🤖 AI Summary
This study investigates whether vision-language models (VLMs) approximate human perception in urban street scene understanding—specifically, their capacity to model both objective physical attributes and subjective impressions (e.g., “safety”, “vitality”). To this end, we introduce Montreal-100, the first city perception benchmark integrating multi-group subjective annotations alongside objective attribute labels. We evaluate zero-shot VLMs using structured prompting and deterministic parsing, measuring performance via accuracy, macro F1 (up to 0.31), Jaccard overlap (up to 0.48), and Krippendorff’s alpha for inter-annotator agreement. Results reveal that current VLMs substantially underperform humans on subjective impression prediction, with model accuracy strongly correlated with human annotation consistency; synthetic imagery induces only marginal degradation. Montreal-100 is the first benchmark enabling uncertainty-aware, reproducible urban intelligence analysis, establishing a novel paradigm for participatory urban research.
📝 Abstract
Understanding how people read city scenes can inform design and planning. We introduce a small benchmark for testing vision-language models (VLMs) on urban perception using 100 Montreal street images, evenly split between photographs and photorealistic synthetic scenes. Twelve participants from seven community groups supplied 230 annotation forms across 30 dimensions mixing physical attributes and subjective impressions.

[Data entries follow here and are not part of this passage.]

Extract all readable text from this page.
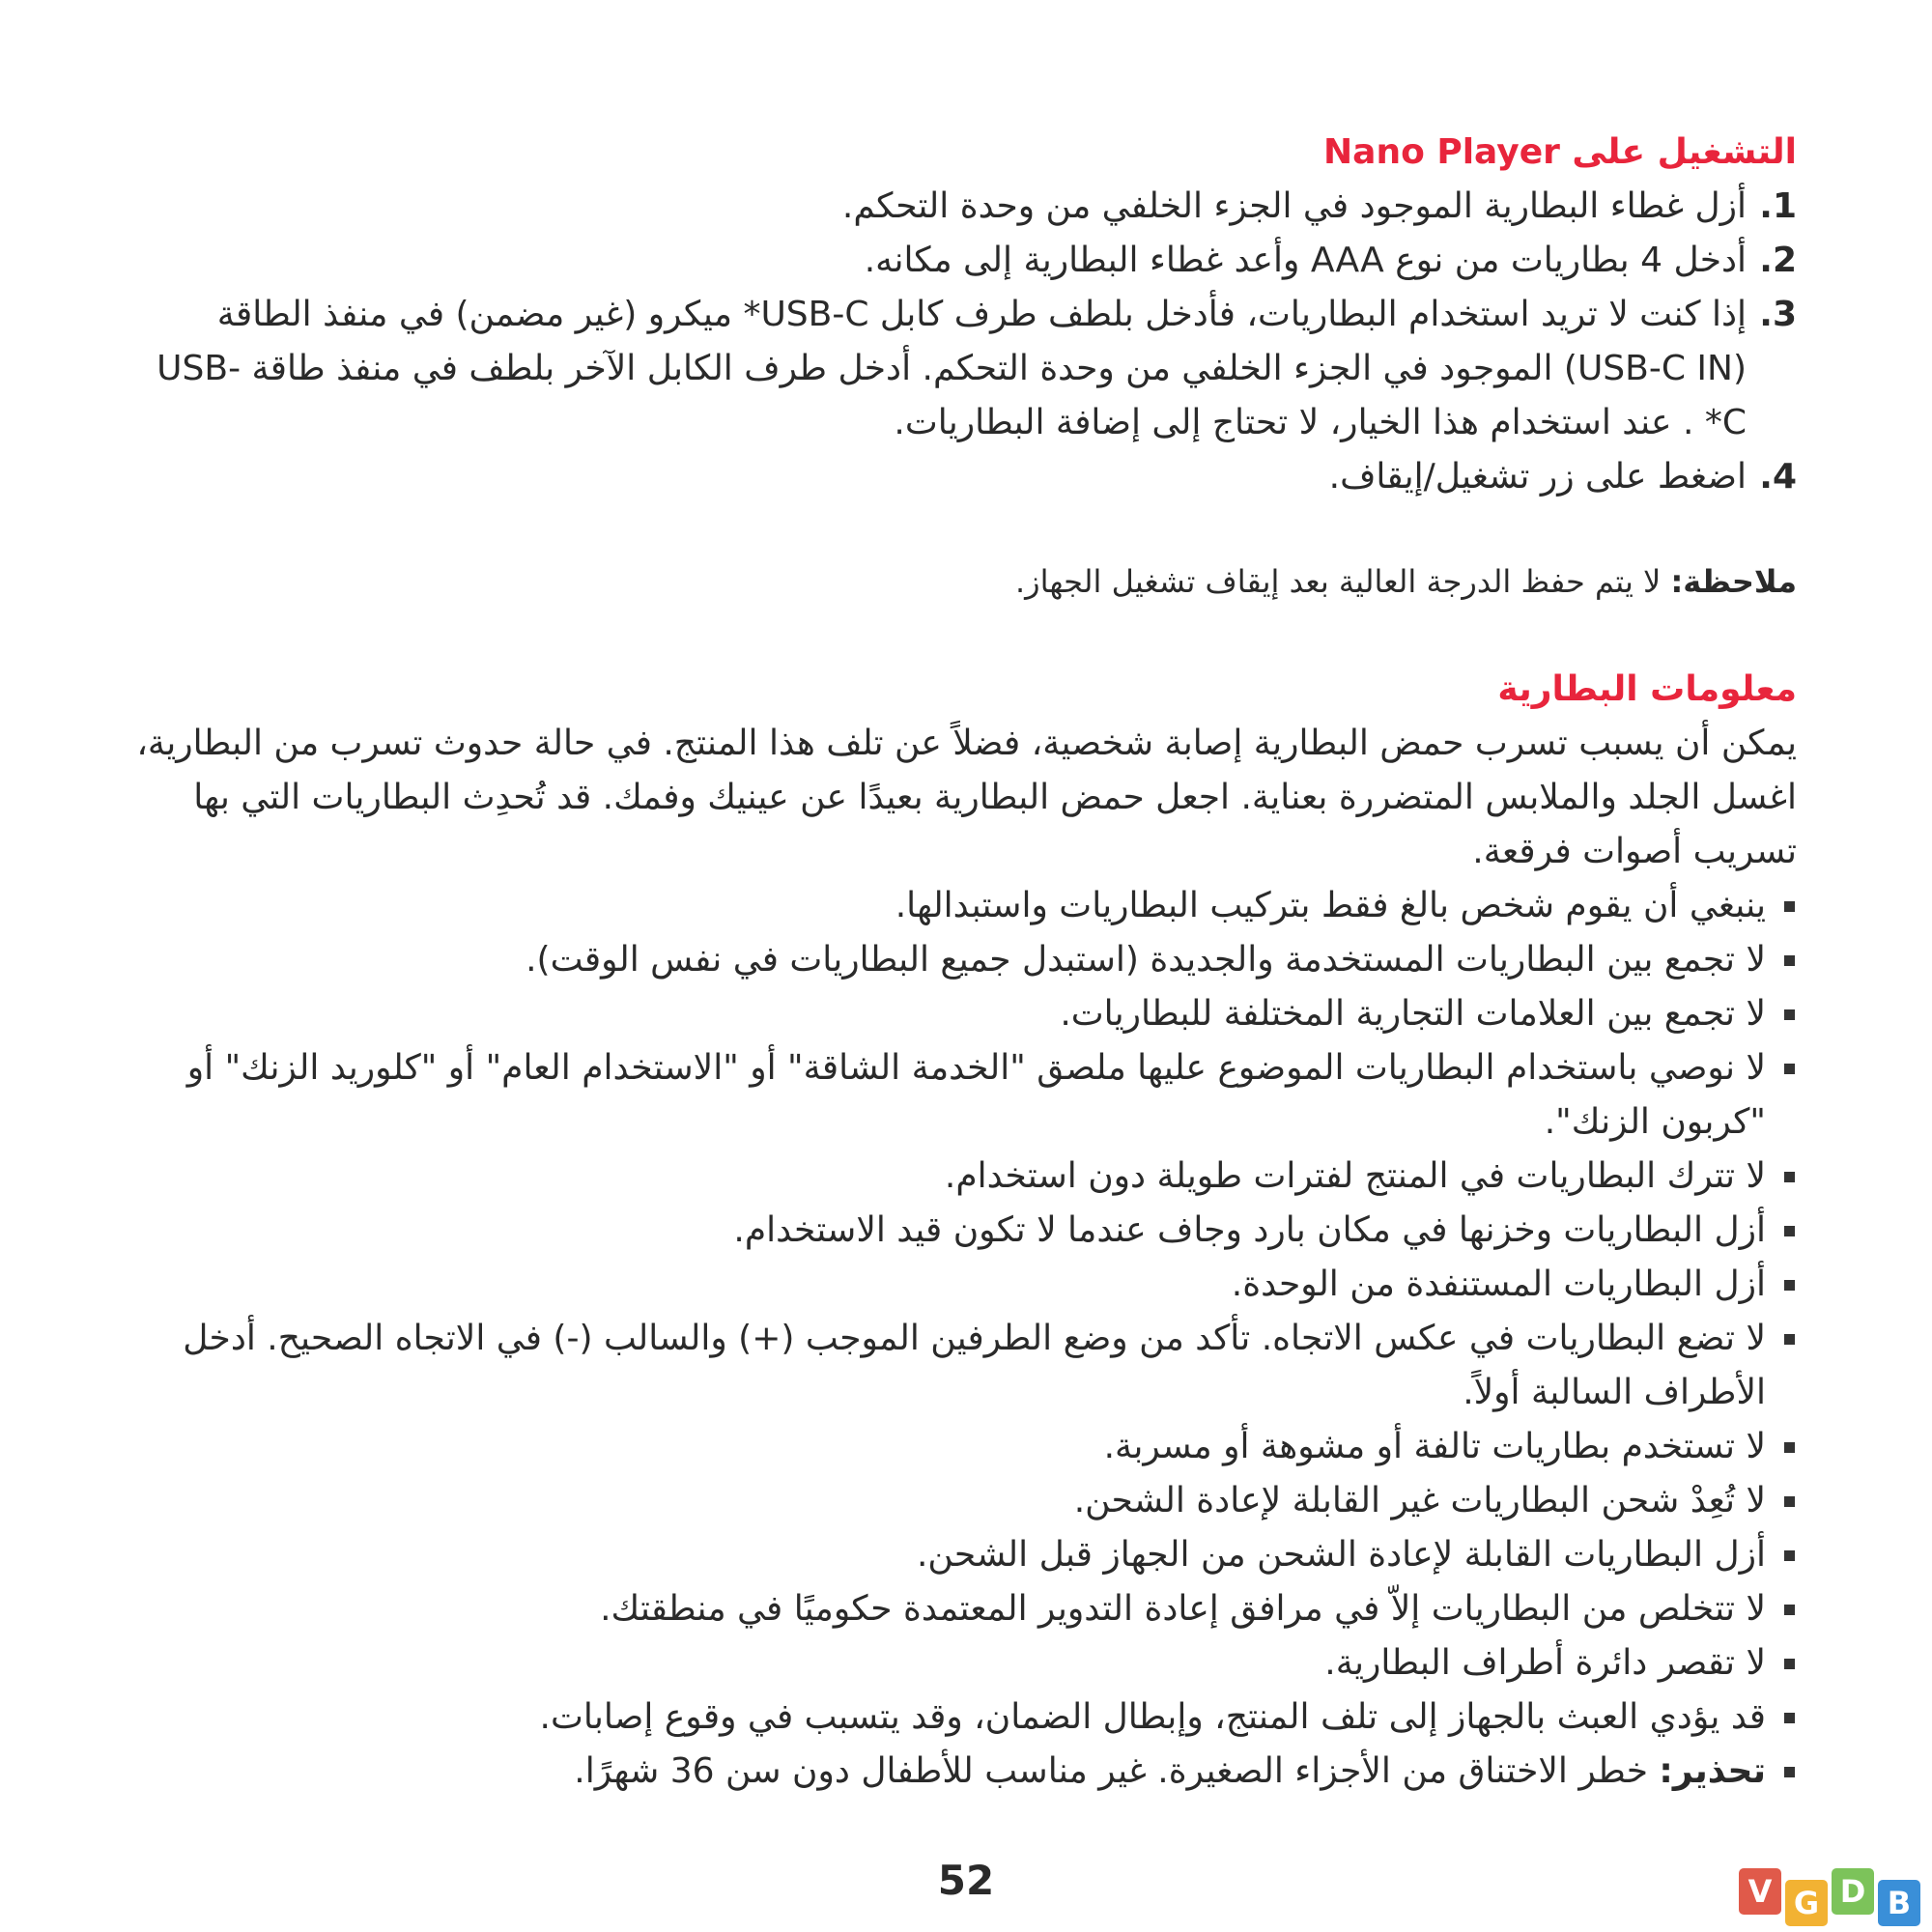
التشغيل على Nano Player
1.
أزل غطاء البطارية الموجود في الجزء الخلفي من وحدة التحكم.
2.
أدخل 4 بطاريات من نوع AAA وأعد غطاء البطارية إلى مكانه.
3.
إذا كنت لا تريد استخدام البطاريات، فأدخل بلطف طرف كابل USB-C* ميكرو (غير مضمن) في منفذ الطاقة (USB-C IN) الموجود في الجزء الخلفي من وحدة التحكم. أدخل طرف الكابل الآخر بلطف في منفذ طاقة USB-C* . عند استخدام هذا الخيار، لا تحتاج إلى إضافة البطاريات.
4.
اضغط على زر تشغيل/إيقاف.

ملاحظة: لا يتم حفظ الدرجة العالية بعد إيقاف تشغيل الجهاز.

معلومات البطارية

يمكن أن يسبب تسرب حمض البطارية إصابة شخصية، فضلاً عن تلف هذا المنتج. في حالة حدوث تسرب من البطارية، اغسل الجلد والملابس المتضررة بعناية. اجعل حمض البطارية بعيدًا عن عينيك وفمك. قد تُحدِث البطاريات التي بها تسريب أصوات فرقعة.

ينبغي أن يقوم شخص بالغ فقط بتركيب البطاريات واستبدالها.
لا تجمع بين البطاريات المستخدمة والجديدة (استبدل جميع البطاريات في نفس الوقت).
لا تجمع بين العلامات التجارية المختلفة للبطاريات.
لا نوصي باستخدام البطاريات الموضوع عليها ملصق "الخدمة الشاقة" أو "الاستخدام العام" أو "كلوريد الزنك" أو "كربون الزنك".
لا تترك البطاريات في المنتج لفترات طويلة دون استخدام.
أزل البطاريات وخزنها في مكان بارد وجاف عندما لا تكون قيد الاستخدام.
أزل البطاريات المستنفدة من الوحدة.
لا تضع البطاريات في عكس الاتجاه. تأكد من وضع الطرفين الموجب (+) والسالب (-) في الاتجاه الصحيح. أدخل الأطراف السالبة أولاً.
لا تستخدم بطاريات تالفة أو مشوهة أو مسربة.
لا تُعِدْ شحن البطاريات غير القابلة لإعادة الشحن.
أزل البطاريات القابلة لإعادة الشحن من الجهاز قبل الشحن.
لا تتخلص من البطاريات إلاّ في مرافق إعادة التدوير المعتمدة حكوميًا في منطقتك.
لا تقصر دائرة أطراف البطارية.
قد يؤدي العبث بالجهاز إلى تلف المنتج، وإبطال الضمان، وقد يتسبب في وقوع إصابات.
تحذير: خطر الاختناق من الأجزاء الصغيرة. غير مناسب للأطفال دون سن 36 شهرًا.
52	V G D B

French responses were normalized to English. We evaluated seven VLMs in a zero-shot setup with a structured prompt and deterministic parser. We use accuracy for single-choice items and Jaccard overlap for multi-label items; human agreement uses Krippendorff's alpha and pairwise Jaccard. Results suggest stronger model alignment on visible, objective properties than subjective appraisals. The top system (claude-sonnet) reaches macro 0.31 and mean Jaccard 0.48 on multi-label items. Higher human agreement coincides with better model scores. Synthetic images slightly lower scores. We release the benchmark, prompts, and harness for reproducible, uncertainty-aware evaluation in participatory urban analysis.